Purpose/Objectives: To identify whether rates of accidental falls are greater for cancer survivors living in the community during or post-treatment than people with no history of cancer.
Data Sources: In a systematic literature review that was conducted in December 2013, MEDLINE®, EMBASE, PubMed, and Web of Science were searched for cancer or oncology and accidental falls in prospective and retrospective cohort and case-controlled studies. Studies were included if they were conducted in a community-dwelling adult population and excluded if they were conducted in acute hospitals and hospice.
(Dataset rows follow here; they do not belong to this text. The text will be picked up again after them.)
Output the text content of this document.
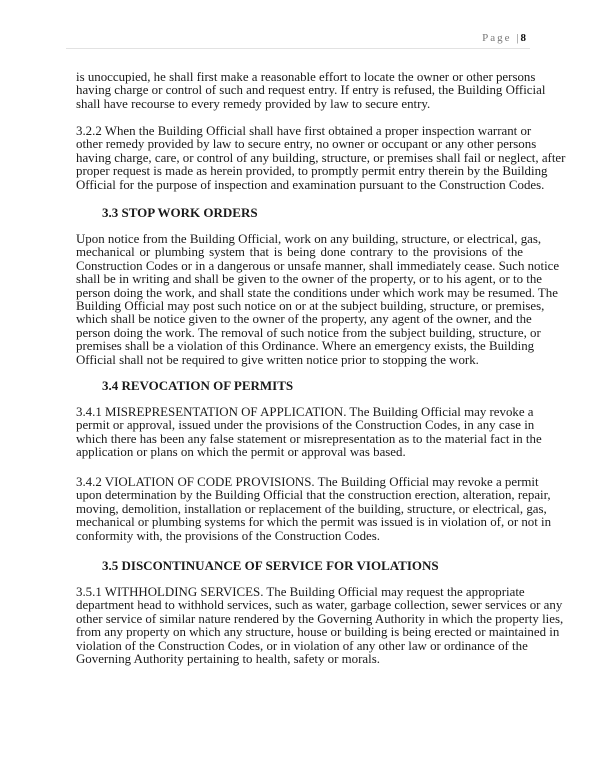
Page |8
is unoccupied, he shall first make a reasonable effort to locate the owner or other persons
having charge or control of such and request entry. If entry is refused, the Building Official
shall have recourse to every remedy provided by law to secure entry.
3.2.2 When the Building Official shall have first obtained a proper inspection warrant or
other remedy provided by law to secure entry, no owner or occupant or any other persons
having charge, care, or control of any building, structure, or premises shall fail or neglect, after
proper request is made as herein provided, to promptly permit entry therein by the Building
Official for the purpose of inspection and examination pursuant to the Construction Codes.
3.3 STOP WORK ORDERS
Upon notice from the Building Official, work on any building, structure, or electrical, gas,
mechanical or plumbing system that is being done contrary to the provisions of the
Construction Codes or in a dangerous or unsafe manner, shall immediately cease. Such notice
shall be in writing and shall be given to the owner of the property, or to his agent, or to the
person doing the work, and shall state the conditions under which work may be resumed. The
Building Official may post such notice on or at the subject building, structure, or premises,
which shall be notice given to the owner of the property, any agent of the owner, and the
person doing the work. The removal of such notice from the subject building, structure, or
premises shall be a violation of this Ordinance. Where an emergency exists, the Building
Official shall not be required to give written notice prior to stopping the work.
3.4 REVOCATION OF PERMITS
3.4.1 MISREPRESENTATION OF APPLICATION. The Building Official may revoke a
permit or approval, issued under the provisions of the Construction Codes, in any case in
which there has been any false statement or misrepresentation as to the material fact in the
application or plans on which the permit or approval was based.
3.4.2 VIOLATION OF CODE PROVISIONS. The Building Official may revoke a permit
upon determination by the Building Official that the construction erection, alteration, repair,
moving, demolition, installation or replacement of the building, structure, or electrical, gas,
mechanical or plumbing systems for which the permit was issued is in violation of, or not in
conformity with, the provisions of the Construction Codes.
3.5 DISCONTINUANCE OF SERVICE FOR VIOLATIONS
3.5.1 WITHHOLDING SERVICES. The Building Official may request the appropriate
department head to withhold services, such as water, garbage collection, sewer services or any
other service of similar nature rendered by the Governing Authority in which the property lies,
from any property on which any structure, house or building is being erected or maintained in
violation of the Construction Codes, or in violation of any other law or ordinance of the
Governing Authority pertaining to health, safety or morals.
Data Synthesis: Of 484 articles initially identified, 10 were included in the review. Of these, three included a control or comparator group and had comparable outcome measures to include in a meta-analysis. The risk ratio for falls for the group with cancer was 1.11.
Conclusions: Accidental fall rates in community-dwelling adults with a cancer diagnosis are greater than rates of falls in adults without cancer; this elevated rate remains after acute care is finished. Patients undergoing active treatment have greater rates of falls. Pain, fatigue, and deconditioning may affect fall rates in the longer term.
Implications for Nursing: Nurses have the capacity to reduce risk of falls in community-dwelling cancer survivors during or post-treatment through provision of information, advocacy, and support around pain and fatigue management and promotion of physical activity.